STR/JIJI Press/AFP via Getty Images
STR/JIJI Press/AFP via Getty Images

Akira Toriyama, the Japanese manga artist who created Dragon Ball, died last Friday of an acute subdural hematoma, according to his production studio. He was 68.

His death was announced on Thursday by Dragon Ball’s official X account, which shared a statement from Bird Studio and Capsule Corporation Tokyo, the company that owns the sprawling franchise’s anime and gaming rights.

“It’s our deep regret that he still had several works in the middle of creation with great enthusiasm,” it said. “Also, he would have many more things to achieve. However, he had left many manga titles and works of art to this world.”

Tributes from Toriyama’s friends and some of the biggest names in manga were quickly collected by Weekly Shōnen Jump, the anthology magazine that discovered Toriyama and published his first manga in 1978.

In an introductory statement, the magazine said that his work had “transcended national borders and been read and loved all over the world.” His “overwhelming design sense” had had an incalculable impact on other artists and creators, it added.

“It’s too early,” One Piece creator Eiichiro Oda said. “The hole is too big.”

Saying he’d admired Toriyama since childhood, Oda added, “He is one of the people who took the baton from the era when reading manga would make you stupid, and created an era where both adults and children read and enjoy manga. He showed us the dream that manga can do things like this and that we can go to the world. He gave it to me.

“I hope that heaven will be a pleasant world just as you envisioned it,” he added.

Naruto creator Masashi Kishimoto said that he’d grown up reading Dr. Slump and Dragon Ball, wanting to follow in Toriyama’s footsteps. “For me, he was the god of salvation and the god of manga,” he said.

Having received news of the death of his teacher and guide, Kishimoto said, “I feel an even greater sense of loss than when Dragon Ball ended.”

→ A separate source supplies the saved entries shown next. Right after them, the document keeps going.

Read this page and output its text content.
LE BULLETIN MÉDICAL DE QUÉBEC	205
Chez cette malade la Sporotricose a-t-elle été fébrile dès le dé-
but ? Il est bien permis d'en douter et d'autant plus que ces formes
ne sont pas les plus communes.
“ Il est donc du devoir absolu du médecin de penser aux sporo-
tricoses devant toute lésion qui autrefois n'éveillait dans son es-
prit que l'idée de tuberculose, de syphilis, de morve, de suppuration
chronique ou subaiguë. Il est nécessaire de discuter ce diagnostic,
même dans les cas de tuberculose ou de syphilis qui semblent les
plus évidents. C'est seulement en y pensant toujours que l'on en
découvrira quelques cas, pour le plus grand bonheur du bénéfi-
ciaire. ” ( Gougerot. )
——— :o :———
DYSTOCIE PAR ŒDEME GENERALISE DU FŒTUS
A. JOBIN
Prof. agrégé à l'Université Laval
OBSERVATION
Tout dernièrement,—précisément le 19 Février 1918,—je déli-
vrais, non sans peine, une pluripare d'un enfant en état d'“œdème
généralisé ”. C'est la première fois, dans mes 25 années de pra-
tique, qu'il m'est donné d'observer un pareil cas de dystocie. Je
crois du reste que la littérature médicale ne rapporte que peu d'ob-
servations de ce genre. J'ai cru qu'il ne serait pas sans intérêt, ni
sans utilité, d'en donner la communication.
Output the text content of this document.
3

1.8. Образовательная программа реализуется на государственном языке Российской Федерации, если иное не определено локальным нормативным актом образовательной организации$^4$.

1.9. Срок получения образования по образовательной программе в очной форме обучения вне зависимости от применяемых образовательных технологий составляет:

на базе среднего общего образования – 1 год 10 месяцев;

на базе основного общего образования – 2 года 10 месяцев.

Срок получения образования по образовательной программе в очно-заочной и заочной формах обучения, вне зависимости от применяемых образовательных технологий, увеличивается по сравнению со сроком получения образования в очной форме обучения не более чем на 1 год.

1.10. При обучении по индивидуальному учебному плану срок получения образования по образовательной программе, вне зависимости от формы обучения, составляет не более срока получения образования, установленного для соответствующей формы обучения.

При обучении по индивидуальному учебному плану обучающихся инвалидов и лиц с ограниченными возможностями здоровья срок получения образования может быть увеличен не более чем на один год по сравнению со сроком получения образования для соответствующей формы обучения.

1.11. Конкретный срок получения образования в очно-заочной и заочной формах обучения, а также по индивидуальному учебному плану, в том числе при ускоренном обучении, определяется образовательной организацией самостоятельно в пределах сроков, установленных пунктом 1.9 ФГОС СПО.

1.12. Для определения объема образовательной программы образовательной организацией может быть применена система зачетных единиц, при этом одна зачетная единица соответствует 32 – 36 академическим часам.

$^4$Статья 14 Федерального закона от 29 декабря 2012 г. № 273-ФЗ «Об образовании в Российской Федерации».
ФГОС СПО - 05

In 1984, it was an editor at Weekly Shōnen Jump who encouraged Toriyama to try his hand at penning a kung fu shōnen manga. The young artist had been submitting manga to the magazine for years, and had already found considerable success with Dr. Slump, a comedy sci-fi series that was serialized in Shōnen Jump from 1980 to 1984.

Drawing from the Hong Kong martial art films he loved, Toriyama inked the two-chapter series Dragon Boy and the one-shot series The Adventures of Tongpoo, both of which would serve as prototypes when it came time to create the first installment of Dragon Ball, which was published that November.

Over the next 11 years, the series would balloon to 519 chapters, with its more than 9,000 pages collected in 42 tankōbon or standalone volumes. More than 300 million copies have been sold around the world, according to Shōnen Jump.

The franchise also expanded beyond the page, adapted into 21 anime films, three live-action movies, dozens of video games, and five anime shows—including sequel series Dragon Ball Z, which introduced Son Goku and his friends to an entirely new audience after its serialization on Cartoon Network.

Though he worked on other projects throughout his career, including several popular one-shot manga runs, Toriyama always returned to the Dragon Ball universe, credited as a screenwriter, executive producer, or consultant on almost all of its various spinoff projects. His most recent involvement was with the 2022 web series Dragon Ball Super: Super Hero.

The studio statement said on Thursday that Toriyama’s family had already held a small funeral service. Fittingly for an artist who spent his career shunning the spotlight, the company asked that well-wishers refrain from visiting or sending gifts, citing his wishes “for tranquility.”

Plans for a larger commemorative gathering are expected to be announced at a future date.